# Pomps in the surf



## DVO (Mar 22, 2004)

It's time again for pomps to show up in our surf (Play A Linda/Cape Canaveral) area. It has been a while, had an opportunity to try on Sat. 2/26 for a couple of hours - tons of whiting, most of them 12" - 14", I kept 2 big one around 16-17". Lots of small pomps 9" -10", a few keeper 12-13". It's warming back up (water temp is 67F), next several weeks there will be plenty of them for Spring run. Have fun :fishing: guys/gals.


----------



## SmoothLures (Feb 13, 2008)

Now those are some whiting! Nice pomps too. Congrats!


----------



## solid7 (Dec 31, 2010)

This is the second run... Pomps have been in these waters since early November. It has only been about the last 3-4 weeks that things have been a little slow.

But congrats, nonetheless!


PS - I caught my biggest pomps of the season in 62 degree water, on a cold front.

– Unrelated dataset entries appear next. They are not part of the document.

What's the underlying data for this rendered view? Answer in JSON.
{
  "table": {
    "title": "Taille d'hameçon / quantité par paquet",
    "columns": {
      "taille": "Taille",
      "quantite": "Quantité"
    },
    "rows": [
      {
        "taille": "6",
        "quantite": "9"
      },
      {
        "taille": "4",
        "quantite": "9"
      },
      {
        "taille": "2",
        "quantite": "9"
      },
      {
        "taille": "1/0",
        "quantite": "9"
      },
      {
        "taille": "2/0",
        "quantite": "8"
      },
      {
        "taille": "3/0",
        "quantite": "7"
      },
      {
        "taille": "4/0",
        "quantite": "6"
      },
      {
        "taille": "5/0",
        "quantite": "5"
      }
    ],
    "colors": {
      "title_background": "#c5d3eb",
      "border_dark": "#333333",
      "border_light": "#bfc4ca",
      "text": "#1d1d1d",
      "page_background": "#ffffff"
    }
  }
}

Don't ingore those fronts.


----------



## Fishwander (Jul 2, 2010)

Cold front comming ... only a few showers and overcast, with drier air later today for central Florida . The front should continue South ... so you got your wish Solid7 !

Fishwander


----------



## RuddeDogg (Mar 20, 2004)

Nice work. Congrats.


----------



## dudeondacouch (Apr 6, 2010)

Makes me hungry for fish sammitches.

Can't wait to fill a cooler with whiting this summer. :fishing:


----------



## Jigmaster (Apr 3, 2006)

*Thats good 411*

Have been doing allot of Shrimping in the Indian River they are good size with many limits coming in.

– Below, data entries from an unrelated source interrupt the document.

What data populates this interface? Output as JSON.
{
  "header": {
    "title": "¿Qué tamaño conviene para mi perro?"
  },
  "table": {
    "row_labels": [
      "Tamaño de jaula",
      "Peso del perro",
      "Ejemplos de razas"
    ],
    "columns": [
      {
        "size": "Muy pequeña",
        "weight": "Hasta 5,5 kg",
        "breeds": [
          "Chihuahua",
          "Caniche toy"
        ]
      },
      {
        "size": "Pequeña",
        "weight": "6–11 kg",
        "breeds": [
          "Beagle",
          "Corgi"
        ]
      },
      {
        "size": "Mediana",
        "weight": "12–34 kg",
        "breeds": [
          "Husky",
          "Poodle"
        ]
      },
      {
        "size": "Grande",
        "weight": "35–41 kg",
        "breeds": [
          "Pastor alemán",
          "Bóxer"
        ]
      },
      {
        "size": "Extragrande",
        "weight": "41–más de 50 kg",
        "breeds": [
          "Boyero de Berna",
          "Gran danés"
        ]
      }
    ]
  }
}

But don't mind taking a break for some Pomps, my freezer is almost full -I can only eat so many Shrimp.


----------



## fishhead (Oct 18, 2004)

Are the pomps also in the Keys, or would that be too far south for them?


----------



## solid7 (Dec 31, 2010)

fishhead said:


> Are the pomps also in the Keys, or would that be too far south for them?

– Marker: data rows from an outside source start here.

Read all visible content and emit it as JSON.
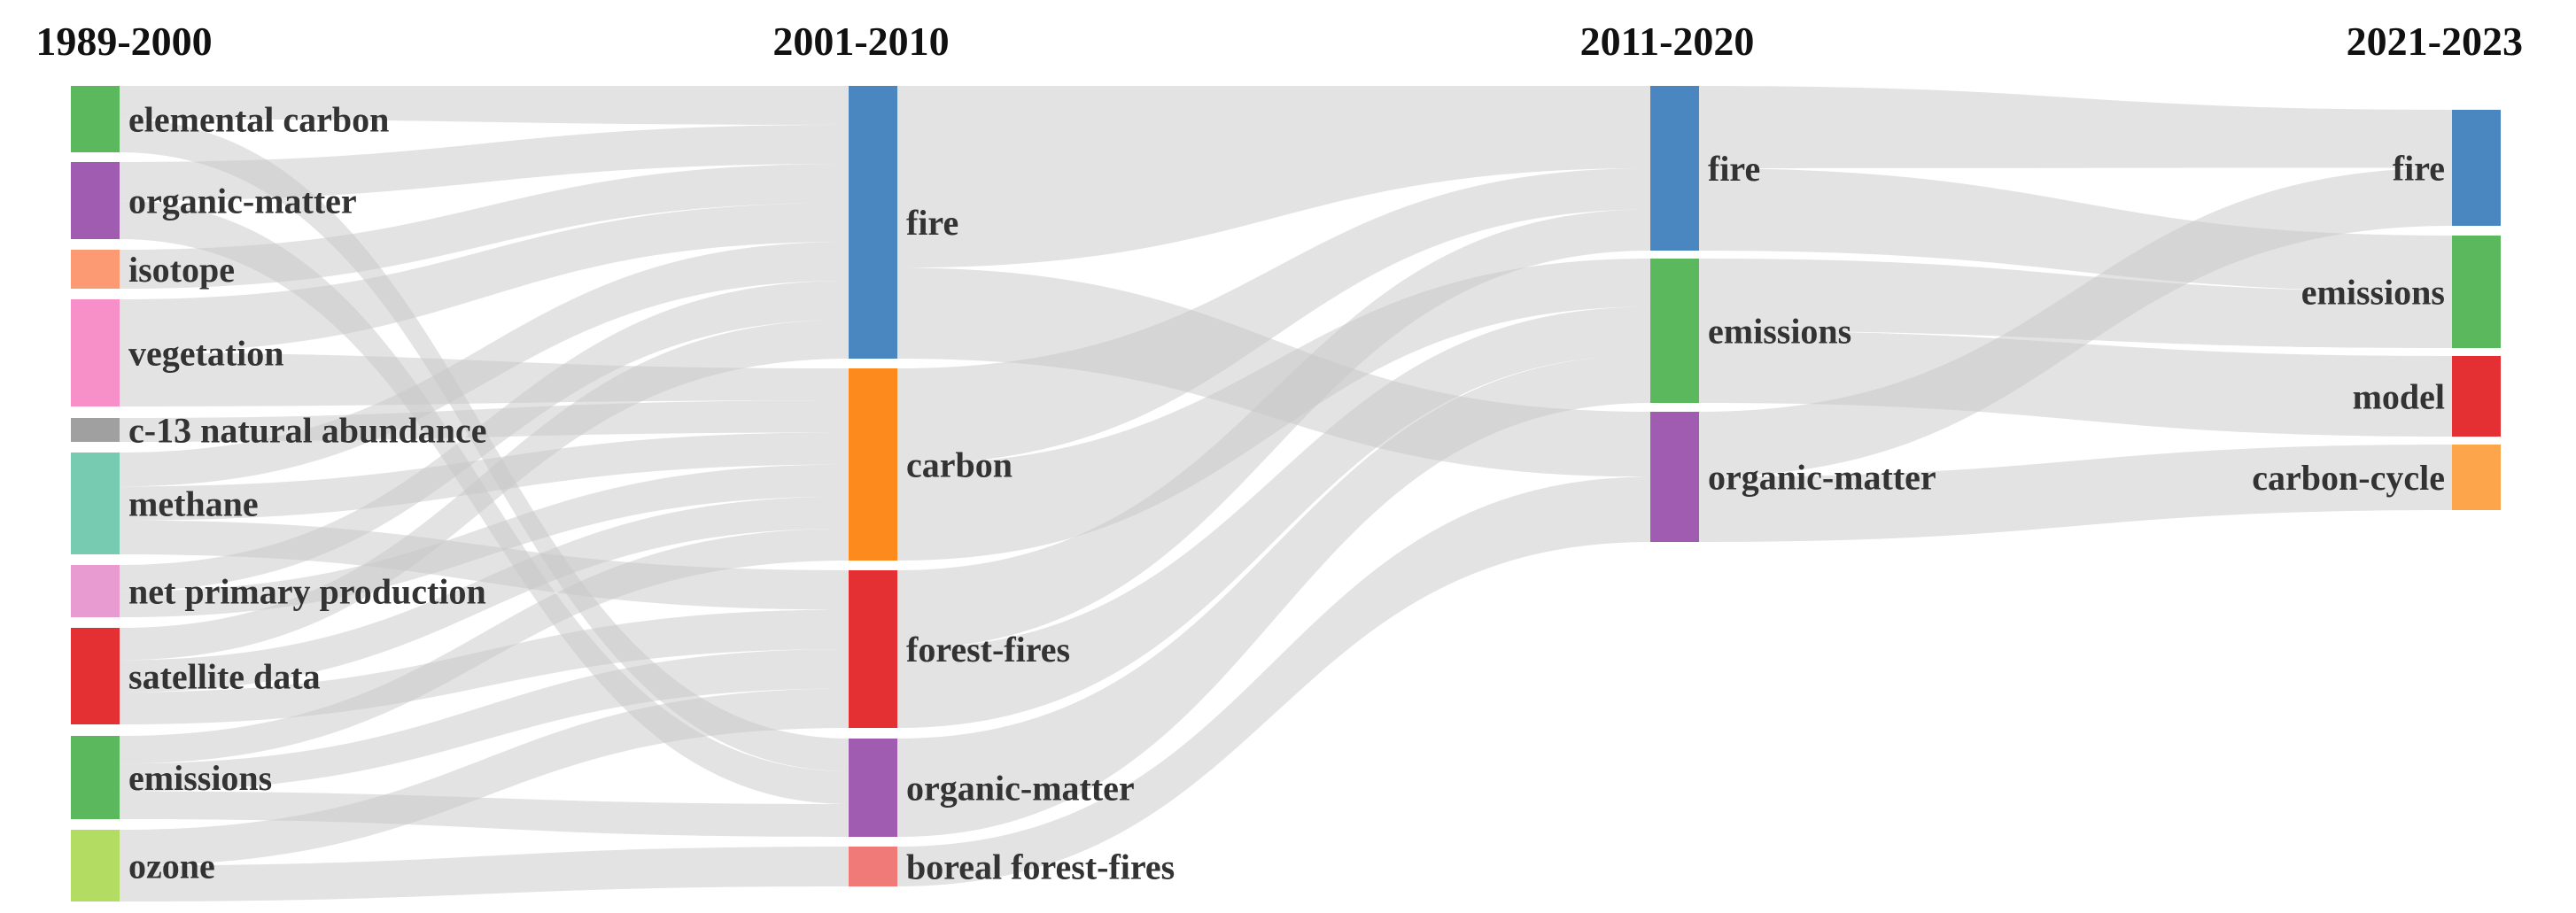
{
  "columns": [
    {
      "title": "1989-2000",
      "nodes": [
        {
          "id": "c0_elemental_carbon",
          "label": "elemental carbon",
          "color": "#5cb85c"
        },
        {
          "id": "c0_organic_matter",
          "label": "organic-matter",
          "color": "#a05cb0"
        },
        {
          "id": "c0_isotope",
          "label": "isotope",
          "color": "#fb9a73"
        },
        {
          "id": "c0_vegetation",
          "label": "vegetation",
          "color": "#f78fc8"
        },
        {
          "id": "c0_c13",
          "label": "c-13 natural abundance",
          "color": "#a0a0a0"
        },
        {
          "id": "c0_methane",
          "label": "methane",
          "color": "#76cbb0"
        },
        {
          "id": "c0_npp",
          "label": "net primary production",
          "color": "#e89bd0"
        },
        {
          "id": "c0_satellite",
          "label": "satellite data",
          "color": "#e53033"
        },
        {
          "id": "c0_emissions",
          "label": "emissions",
          "color": "#5cb85c"
        },
        {
          "id": "c0_ozone",
          "label": "ozone",
          "color": "#b2dc62"
        }
      ]
    },
    {
      "title": "2001-2010",
      "nodes": [
        {
          "id": "c1_fire",
          "label": "fire",
          "color": "#4a87c0"
        },
        {
          "id": "c1_carbon",
          "label": "carbon",
          "color": "#fd8a1c"
        },
        {
          "id": "c1_forest_fires",
          "label": "forest-fires",
          "color": "#e53033"
        },
        {
          "id": "c1_organic_matter",
          "label": "organic-matter",
          "color": "#a05cb0"
        },
        {
          "id": "c1_boreal",
          "label": "boreal forest-fires",
          "color": "#f07a78"
        }
      ]
    },
    {
      "title": "2011-2020",
      "nodes": [
        {
          "id": "c2_fire",
          "label": "fire",
          "color": "#4a87c0"
        },
        {
          "id": "c2_emissions",
          "label": "emissions",
          "color": "#5cb85c"
        },
        {
          "id": "c2_organic_matter",
          "label": "organic-matter",
          "color": "#a05cb0"
        }
      ]
    },
    {
      "title": "2021-2023",
      "nodes": [
        {
          "id": "c3_fire",
          "label": "fire",
          "color": "#4a87c0"
        },
        {
          "id": "c3_emissions",
          "label": "emissions",
          "color": "#5cb85c"
        },
        {
          "id": "c3_model",
          "label": "model",
          "color": "#e53033"
        },
        {
          "id": "c3_carbon_cycle",
          "label": "carbon-cycle",
          "color": "#fda54a"
        }
      ]
    }
  ],
  "links": [
    {
      "source": "c0_elemental_carbon",
      "target": "c1_fire",
      "value": 1
    },
    {
      "source": "c0_elemental_carbon",
      "target": "c1_organic_matter",
      "value": 1
    },
    {
      "source": "c0_organic_matter",
      "target": "c1_fire",
      "value": 1
    },
    {
      "source": "c0_organic_matter",
      "target": "c1_organic_matter",
      "value": 1
    },
    {
      "source": "c0_isotope",
      "target": "c1_fire",
      "value": 1
    },
    {
      "source": "c0_vegetation",
      "target": "c1_fire",
      "value": 1
    },
    {
      "source": "c0_vegetation",
      "target": "c1_carbon",
      "value": 1
    },
    {
      "source": "c0_c13",
      "target": "c1_carbon",
      "value": 1
    },
    {
      "source": "c0_methane",
      "target": "c1_fire",
      "value": 1
    },
    {
      "source": "c0_methane",
      "target": "c1_carbon",
      "value": 1
    },
    {
      "source": "c0_methane",
      "target": "c1_forest_fires",
      "value": 1
    },
    {
      "source": "c0_npp",
      "target": "c1_fire",
      "value": 1
    },
    {
      "source": "c0_npp",
      "target": "c1_carbon",
      "value": 1
    },
    {
      "source": "c0_satellite",
      "target": "c1_fire",
      "value": 1
    },
    {
      "source": "c0_satellite",
      "target": "c1_carbon",
      "value": 1
    },
    {
      "source": "c0_satellite",
      "target": "c1_forest_fires",
      "value": 1
    },
    {
      "source": "c0_emissions",
      "target": "c1_carbon",
      "value": 1
    },
    {
      "source": "c0_emissions",
      "target": "c1_forest_fires",
      "value": 1
    },
    {
      "source": "c0_emissions",
      "target": "c1_organic_matter",
      "value": 1
    },
    {
      "source": "c0_ozone",
      "target": "c1_forest_fires",
      "value": 1
    },
    {
      "source": "c0_ozone",
      "target": "c1_boreal",
      "value": 1
    },
    {
      "source": "c1_fire",
      "target": "c2_fire",
      "value": 2
    },
    {
      "source": "c1_fire",
      "target": "c2_organic_matter",
      "value": 1
    },
    {
      "source": "c1_carbon",
      "target": "c2_fire",
      "value": 1
    },
    {
      "source": "c1_carbon",
      "target": "c2_emissions",
      "value": 1
    },
    {
      "source": "c1_forest_fires",
      "target": "c2_fire",
      "value": 1
    },
    {
      "source": "c1_forest_fires",
      "target": "c2_emissions",
      "value": 1
    },
    {
      "source": "c1_organic_matter",
      "target": "c2_emissions",
      "value": 1
    },
    {
      "source": "c1_boreal",
      "target": "c2_organic_matter",
      "value": 1
    },
    {
      "source": "c2_fire",
      "target": "c3_fire",
      "value": 1
    },
    {
      "source": "c2_fire",
      "target": "c3_emissions",
      "value": 1
    },
    {
      "source": "c2_emissions",
      "target": "c3_emissions",
      "value": 1
    },
    {
      "source": "c2_emissions",
      "target": "c3_model",
      "value": 1
    },
    {
      "source": "c2_organic_matter",
      "target": "c3_fire",
      "value": 1
    },
    {
      "source": "c2_organic_matter",
      "target": "c3_carbon_cycle",
      "value": 1
    }
  ]
}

Pompano run seasonally in the keys, but I can't tell you with certainty when that actually is. My friend used to be a commercial fisherman in the keys, and their main catch was pompano. Those are gulf pompano, and there may be some of them all year round. (as opposed to the so-called "Carolina" pompano that we see on the East Coast in the winter)

But I would focus on permit. You will definitely find those, and all things considered, they are so close to a pompano, it isn't worth making a distinction. You can use all the same tricks and tackle to catch permit in the keys as you would use to catch pomps anywhere else. Big permit are the possible exception...

If pompano ARE there, you will have a double chance.


----------